There is a rock that we ski past, a cliff wall over the switchback of an old abandoned logging road that we like to ski, the dogs and I, when going up on the mountain. I call it “Panther Rock.” Sometimes when we pass beneath it (me skiing hard and fast down the steep hill and the dogs running hard, just in front of me), the dogs will suddenly come to a stop, whirl around, and turn their noses up toward the ledge above and growl and raise their hackles in a way that I have seen them do only for bears, but the bears are sleeping.

That’s one of the ways a mountain lion hunts—to perch hidden on a ledge, waiting for quarry to walk by below. I think about what a tempting target I would make on skis, how I would probably look to a hungry predator like just another deer floundering (my ski poles looking like third and fourth legs), and me running from something, and almost helpless, almost a victim.

I have not seen the lion on Panther Rock, but I know he’s up there. There are days when I believe that if I faltered, it would be within his capability to spring down and get me. Still, I ski past it, and sometimes right at dusk, because to shy away from it would be to also act like a victim, like prey, and I am confused in my sorrow, feeling some days angry and like a predator, but so many other days more like the deer, and I do not want to be a victim to my grief, and I respect the deer more and more.

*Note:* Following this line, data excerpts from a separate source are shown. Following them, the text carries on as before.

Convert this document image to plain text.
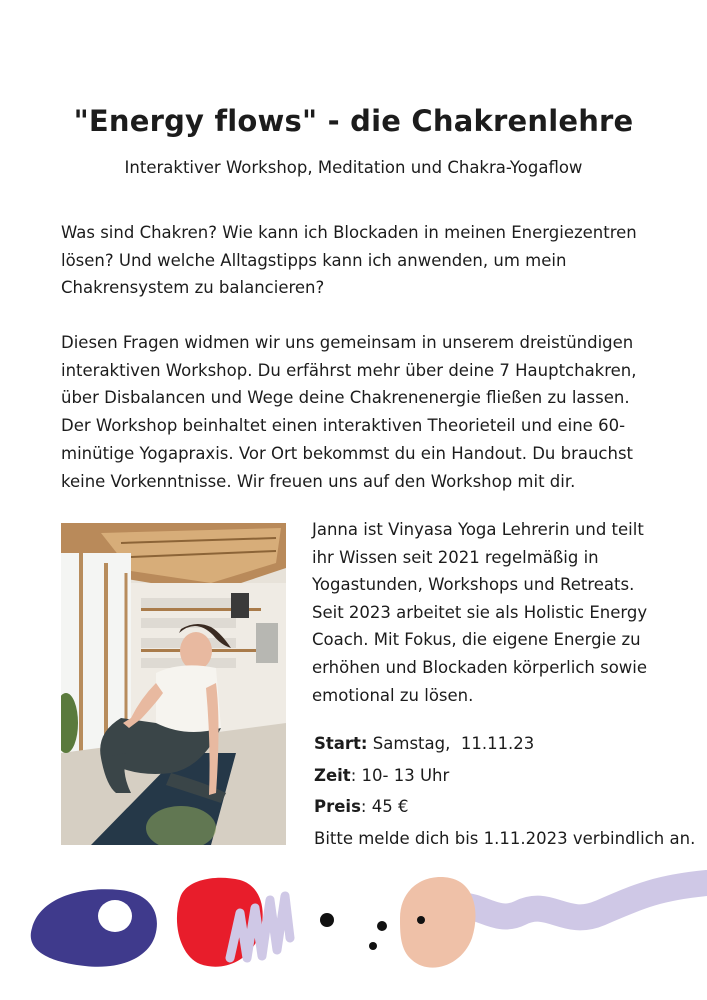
"Energy flows" - die Chakrenlehre
Interaktiver Workshop, Meditation und Chakra-Yogaflow
Was sind Chakren? Wie kann ich Blockaden in meinen Energiezentren
lösen? Und welche Alltagstipps kann ich anwenden, um mein
Chakrensystem zu balancieren?
Diesen Fragen widmen wir uns gemeinsam in unserem dreistündigen
interaktiven Workshop. Du erfährst mehr über deine 7 Hauptchakren,
über Disbalancen und Wege deine Chakrenenergie fließen zu lassen.
Der Workshop beinhaltet einen interaktiven Theorieteil und eine 60-
minütige Yogapraxis. Vor Ort bekommst du ein Handout. Du brauchst
keine Vorkenntnisse. Wir freuen uns auf den Workshop mit dir.
Janna ist Vinyasa Yoga Lehrerin und teilt
ihr Wissen seit 2021 regelmäßig in
Yogastunden, Workshops und Retreats.
Seit 2023 arbeitet sie als Holistic Energy
Coach. Mit Fokus, die eigene Energie zu
erhöhen und Blockaden körperlich sowie
emotional zu lösen.
Start: Samstag,  11.11.23
Zeit: 10- 13 Uhr
Preis: 45 €
Bitte melde dich bis 1.11.2023 verbindlich an.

Sometimes I sit alone in the woods, without the dogs, and I just think. I remember things: I turn the sterling memories of her over and over in my mind, polishing them like stones. I’ll think of just one day—sometimes a special day—a summer day. I’ll sit there just breathing slowly, breathing smoke clouds, remembering it.

Then I’ll get up and head on home, gliding silently through the woods, across deep new snow, breaking new trail, and I’ll wonder if this is how the deer feel, trudging through all the snow with their heads down.

I continue to look at all the other various tracks and realize that I am learning what so many others before me have learned: that there is no sense that can be made of it, and that it is more frigid and painful and hollow than you ever dreamed it could be, and that you want to lie down and quit but that because you are hers you do not, and you keep going. You keep going, but in so doing it does not mean that you are either understanding or accepting, only that you are still going, and that also by your still going on you know it does not mean that you are leaving the winter behind.